A key strength of this study is the high-quality data [14], drawn from a large, longitudinal database, enabling the description of trends over time. The CPRD has high overall validity [14] but has not been investigated for foot and ankle problems specifically. The study population was selected using a list of codes established in previous research [1] and further refined with the input of clinical experts. Codes were categorised to highlight the clinical relevance of the descriptive findings and exploratory analyses. However, where codes were generic or ambiguous, it is likely that categories could overlap, for example, “ankle pain”, “ankle sprain” and “ankle swelling” were in different categories but could be equivalent diagnoses.
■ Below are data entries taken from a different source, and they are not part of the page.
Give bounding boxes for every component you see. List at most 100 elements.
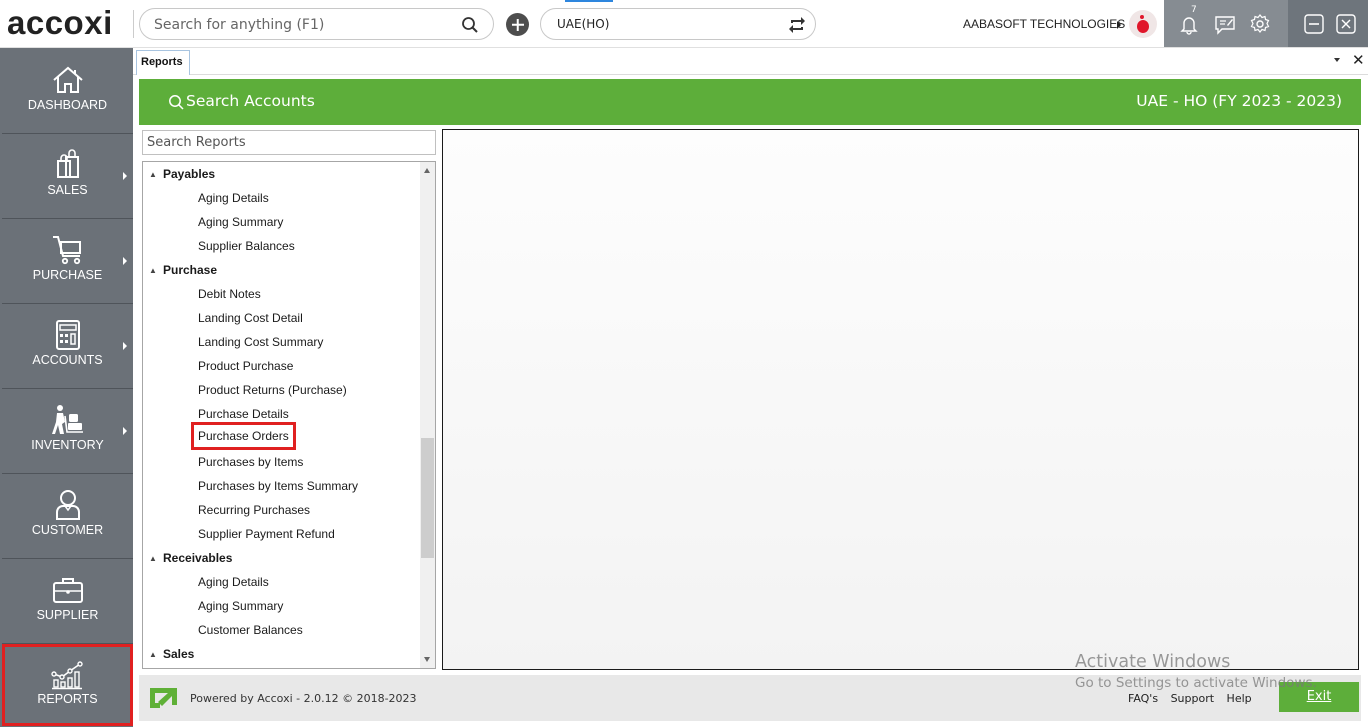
accoxi-logo: accoxi	[7, 4, 113, 42]
minimize-icon[interactable]	[1303, 13, 1325, 35]
tab-dropdown-icon[interactable]	[1334, 58, 1340, 62]
scroll-up-icon[interactable]	[424, 168, 430, 173]
search-icon[interactable]	[461, 16, 479, 34]
close-icon[interactable]	[1335, 13, 1357, 35]
tree-item[interactable]: Debit Notes	[198, 286, 261, 310]
gear-icon[interactable]	[1249, 13, 1271, 35]
caret-right-icon[interactable]	[1117, 21, 1121, 29]
global-search-input[interactable]	[154, 15, 454, 35]
tree-item[interactable]: Aging Details	[198, 190, 269, 214]
branch-selector[interactable]: UAE(HO)	[540, 8, 816, 40]
sidebar-item-accounts[interactable]: ACCOUNTS	[2, 305, 133, 389]
sidebar-item-supplier[interactable]: SUPPLIER	[2, 560, 133, 644]
briefcase-icon	[52, 578, 83, 603]
faq-link[interactable]: FAQ's	[1128, 692, 1158, 705]
home-icon	[52, 66, 83, 93]
tree-item-label: Aging Summary	[198, 215, 284, 229]
tree-item[interactable]: Supplier Balances	[198, 238, 295, 262]
tree-item-label: Aging Details	[198, 575, 269, 589]
sidebar: DASHBOARD SALES PURCHASE ACCOUNTS INVENT…	[0, 48, 133, 727]
fiscal-year-label: UAE - HO (FY 2023 - 2023)	[1136, 92, 1342, 110]
sidebar-item-label: REPORTS	[37, 692, 98, 706]
tree-item-label: Aging Summary	[198, 599, 284, 613]
tree-item[interactable]: Product Returns (Purchase)	[198, 382, 347, 406]
footer: Powered by Accoxi - 2.0.12 © 2018-2023 F…	[139, 675, 1361, 721]
powered-by-text: Powered by Accoxi - 2.0.12 © 2018-2023	[190, 692, 417, 705]
sidebar-item-label: CUSTOMER	[31, 523, 104, 537]
toolbar-tools	[1164, 0, 1288, 47]
tree-item-label: Sales	[163, 647, 195, 661]
cart-icon	[52, 236, 81, 265]
sidebar-item-dashboard[interactable]: DASHBOARD	[2, 50, 133, 134]
tree-item[interactable]: Landing Cost Summary	[198, 334, 323, 358]
help-link[interactable]: Help	[1227, 692, 1252, 705]
global-search-box[interactable]	[139, 8, 494, 40]
tree-item-label: Product Returns (Purchase)	[198, 383, 347, 397]
tree-item[interactable]: Landing Cost Detail	[198, 310, 303, 334]
accoxi-mark-icon	[150, 688, 177, 708]
chart-icon	[50, 661, 83, 690]
message-edit-icon[interactable]	[1214, 13, 1236, 35]
search-accounts-button[interactable]: Search Accounts	[168, 92, 315, 110]
branch-value: UAE(HO)	[557, 17, 610, 31]
footer-links: FAQ's Support Help	[1128, 692, 1261, 705]
tree-item-label: Payables	[163, 167, 216, 181]
calculator-icon	[55, 320, 80, 350]
sidebar-item-reports[interactable]: REPORTS	[2, 644, 133, 726]
tree-scrollbar[interactable]	[420, 162, 435, 668]
search-reports-box[interactable]	[142, 130, 436, 155]
tree-item-label: Purchase	[163, 263, 218, 277]
tree-item-label: Purchase Details	[198, 407, 289, 421]
collapse-chevron-icon[interactable]: ▲	[149, 551, 163, 567]
tree-item-label: Customer Balances	[198, 623, 303, 637]
notification-count: 7	[1191, 5, 1197, 15]
support-link[interactable]: Support	[1171, 692, 1214, 705]
report-viewer-panel	[442, 129, 1359, 670]
tree-item-label: Product Purchase	[198, 359, 294, 373]
tree-item-label: Receivables	[163, 551, 233, 565]
reports-tree: ▲ Payables Aging Details Aging Summary Suppl…	[142, 161, 436, 669]
scroll-thumb[interactable]	[421, 438, 434, 558]
tree-item-highlighted[interactable]: Purchase Orders	[191, 422, 296, 450]
collapse-chevron-icon[interactable]: ▲	[149, 647, 163, 663]
tree-item[interactable]: Supplier Payment Refund	[198, 526, 335, 550]
sidebar-item-customer[interactable]: CUSTOMER	[2, 475, 133, 559]
tree-item[interactable]: Aging Summary	[198, 214, 283, 238]
tree-item[interactable]: Product Purchase	[198, 358, 293, 382]
sidebar-item-sales[interactable]: SALES	[2, 135, 133, 219]
company-name[interactable]: AABASOFT TECHNOLOGIES	[963, 17, 1125, 31]
scroll-down-icon[interactable]	[424, 657, 430, 662]
tree-item[interactable]: Purchases by Items	[198, 454, 303, 478]
sidebar-item-purchase[interactable]: PURCHASE	[2, 220, 133, 304]
tree-item-label: Landing Cost Detail	[198, 311, 303, 325]
tree-item-label: Debit Notes	[198, 287, 261, 301]
exit-button[interactable]: Exit	[1279, 682, 1359, 712]
exit-label: Exit	[1306, 689, 1332, 704]
tree-group[interactable]: ▲ Sales	[149, 646, 195, 668]
search-reports-input[interactable]	[143, 131, 435, 154]
tree-item[interactable]: Purchases by Items Summary	[198, 478, 358, 502]
tree-item[interactable]: Aging Details	[198, 574, 269, 598]
tree-item[interactable]: Recurring Purchases	[198, 502, 310, 526]
add-new-button[interactable]	[506, 13, 529, 36]
tree-item-label: Supplier Payment Refund	[198, 527, 335, 541]
tree-item-label: Purchase Orders	[198, 429, 289, 443]
search-accounts-label: Search Accounts	[186, 92, 315, 110]
bell-icon[interactable]	[1178, 13, 1200, 35]
tab-close-icon[interactable]: ✕	[1352, 51, 1365, 69]
sidebar-item-label: PURCHASE	[32, 268, 103, 282]
collapse-chevron-icon[interactable]: ▲	[149, 167, 163, 183]
tree-item[interactable]: Aging Summary	[198, 598, 283, 622]
tree-group[interactable]: ▲ Purchase	[149, 262, 217, 286]
tree-group[interactable]: ▲ Payables	[149, 166, 215, 190]
collapse-chevron-icon[interactable]: ▲	[149, 263, 163, 279]
sidebar-item-label: SALES	[47, 183, 88, 197]
company-avatar[interactable]	[1129, 10, 1157, 38]
tree-item[interactable]: Customer Balances	[198, 622, 303, 646]
sidebar-item-inventory[interactable]: INVENTORY	[2, 390, 133, 474]
switch-branch-icon[interactable]	[787, 15, 807, 35]
submenu-arrow-icon	[123, 172, 127, 180]
reports-header: Search Accounts UAE - HO (FY 2023 - 2023…	[139, 79, 1361, 125]
tab-reports[interactable]: Reports	[136, 50, 190, 75]
tree-group[interactable]: ▲ Receivables	[149, 550, 232, 574]
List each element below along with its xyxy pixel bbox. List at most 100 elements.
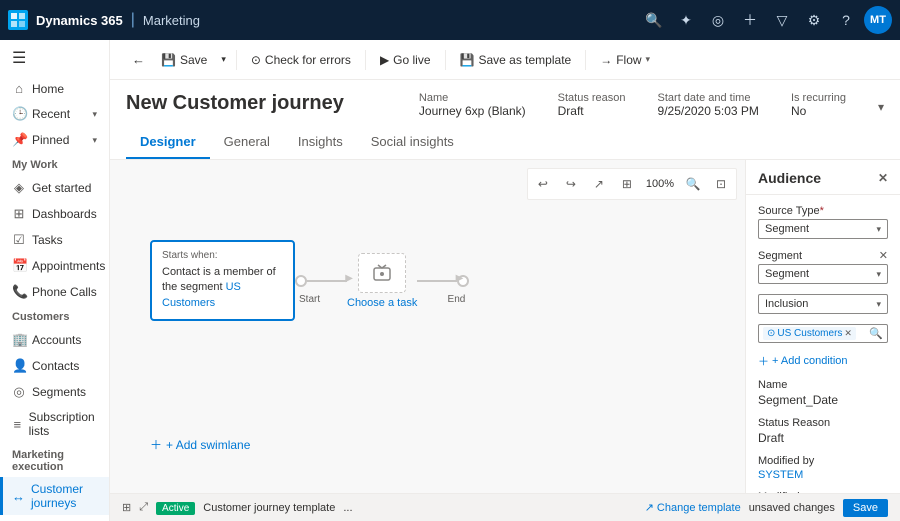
sidebar-item-dashboards[interactable]: ⊞ Dashboards — [0, 201, 109, 227]
status-active-badge: Active — [156, 502, 195, 514]
pointer-button[interactable]: ↗ — [586, 171, 612, 197]
recurring-meta-label: Is recurring — [791, 92, 846, 104]
sidebar-item-contacts[interactable]: 👤 Contacts — [0, 353, 109, 379]
sidebar-item-phone-calls[interactable]: 📞 Phone Calls — [0, 279, 109, 305]
tab-general[interactable]: General — [210, 126, 284, 159]
panel-modified-value[interactable]: SYSTEM — [758, 469, 888, 481]
change-template-button[interactable]: ↗ Change template — [645, 501, 741, 514]
meta-expand-button[interactable]: ▾ — [878, 100, 884, 114]
add-icon[interactable]: ＋ — [736, 6, 764, 34]
journey-flow: Starts when: Contact is a member of the … — [150, 240, 469, 321]
marketing-section: Marketing execution — [0, 443, 109, 477]
save-template-button[interactable]: 💾 Save as template — [452, 48, 580, 72]
dynamics-logo — [8, 10, 28, 30]
filter-icon[interactable]: ▽ — [768, 6, 796, 34]
main-area: ← 💾 Save ▾ ⊙ Check for errors ▶ Go live … — [110, 40, 900, 521]
unsaved-changes-text: unsaved changes — [749, 502, 835, 514]
contacts-icon: 👤 — [12, 358, 26, 374]
tab-social-insights[interactable]: Social insights — [357, 126, 468, 159]
back-button[interactable]: ← — [126, 47, 151, 72]
settings-icon[interactable]: ⚙ — [800, 6, 828, 34]
help-icon[interactable]: ? — [832, 6, 860, 34]
panel-modified-label: Modified by — [758, 455, 888, 467]
tab-insights[interactable]: Insights — [284, 126, 357, 159]
check-label: Check for errors — [265, 53, 351, 67]
status-save-button[interactable]: Save — [843, 499, 888, 517]
us-customers-tag: ⊙ US Customers ✕ — [763, 327, 856, 340]
tag-remove-button[interactable]: ✕ — [844, 328, 852, 339]
panel-status-label: Status Reason — [758, 417, 888, 429]
check-errors-button[interactable]: ⊙ Check for errors — [243, 48, 359, 72]
task-label[interactable]: Choose a task — [347, 297, 417, 309]
sidebar-item-appointments[interactable]: 📅 Appointments — [0, 253, 109, 279]
add-condition-button[interactable]: ＋ + Add condition — [758, 353, 888, 369]
status-expand2-icon[interactable]: ⤢ — [139, 501, 148, 514]
zoom-fit-button[interactable]: ⊡ — [708, 171, 734, 197]
segment-label: Segment — [758, 250, 802, 262]
sidebar-get-started-label: Get started — [32, 181, 91, 195]
sidebar-item-marketing-emails[interactable]: ✉ Marketing emails — [0, 515, 109, 521]
sidebar-item-home[interactable]: ⌂ Home — [0, 76, 109, 101]
tab-designer[interactable]: Designer — [126, 126, 210, 159]
sidebar-item-accounts[interactable]: 🏢 Accounts — [0, 327, 109, 353]
undo-button[interactable]: ↩ — [530, 171, 556, 197]
get-started-icon: ◈ — [12, 180, 26, 196]
tag-search-icon[interactable]: 🔍 — [869, 327, 883, 340]
user-avatar[interactable]: MT — [864, 6, 892, 34]
flow-button[interactable]: → Flow ▾ — [592, 48, 658, 72]
go-live-button[interactable]: ▶ Go live — [372, 48, 439, 72]
redo-button[interactable]: ↪ — [558, 171, 584, 197]
panel-name-label: Name — [758, 379, 888, 391]
flow-icon: → — [600, 53, 612, 67]
cmd-sep-4 — [585, 50, 586, 70]
inclusion-select[interactable]: Inclusion ▾ — [758, 294, 888, 314]
phone-icon: 📞 — [12, 284, 26, 300]
sidebar-dashboards-label: Dashboards — [32, 207, 97, 221]
flow-label: Flow — [616, 53, 641, 67]
save-chevron-button[interactable]: ▾ — [217, 49, 230, 70]
flow-circle-1 — [295, 275, 307, 287]
segment-chevron: ▾ — [876, 269, 881, 280]
go-live-label: Go live — [393, 53, 430, 67]
save-button[interactable]: 💾 Save — [153, 48, 215, 72]
inclusion-field: Inclusion ▾ — [758, 294, 888, 314]
meta-name: Name Journey 6xp (Blank) — [419, 92, 526, 118]
add-swimlane-button[interactable]: ＋ + Add swimlane — [150, 436, 250, 453]
segments-icon: ◎ — [12, 384, 26, 400]
panel-close-button[interactable]: ✕ — [878, 171, 888, 185]
zoom-out-button[interactable]: 🔍 — [680, 171, 706, 197]
copilot-icon[interactable]: ✦ — [672, 6, 700, 34]
task-placeholder[interactable]: Choose a task — [347, 253, 417, 309]
panel-header: Audience ✕ — [746, 160, 900, 195]
recurring-meta-value: No — [791, 104, 846, 118]
inclusion-chevron: ▾ — [876, 299, 881, 310]
segment-select[interactable]: Segment ▾ — [758, 264, 888, 284]
segment-clear-button[interactable]: ✕ — [879, 249, 888, 262]
dashboards-icon: ⊞ — [12, 206, 26, 222]
sidebar-item-pinned[interactable]: 📌 Pinned ▾ — [0, 127, 109, 153]
sidebar-item-tasks[interactable]: ☑ Tasks — [0, 227, 109, 253]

There were missing data for covariates, in particular, BMI, where, due to the age of the population, only the BMI scores within the year of diagnoses were considered. A previous study indicated the potential for CPRD to underestimate the burden of foot and ankle health issues where chronic conditions were not recorded after the initial visit [1]. This may have led to the underestimation of repeat consultations in our study, particularly in the analysis of musculoskeletal consultations. Studies using CPRD data across a range of health conditions indicate that the completeness of data recording can be enhanced through consideration of linked data [28].

Conclusion

The data reported in this study outlines the breadth of foot and ankle problems among CYP attending general practice. Our findings have identified that musculoskeletal and unspecified pain are the most common diagnosis category encountered by general practitioners. Given the complexity of some of these problems and the potential burden of repeat consultations, we recommend greater integration between general practice and services provided by allied health professionals such as podiatrists and physiotherapists, for example, through the Network Contract Directed Enhanced Service Additional Roles Reimbursement Scheme [29]. Further research is required to understand the reasons for regional and sociodemographic variation.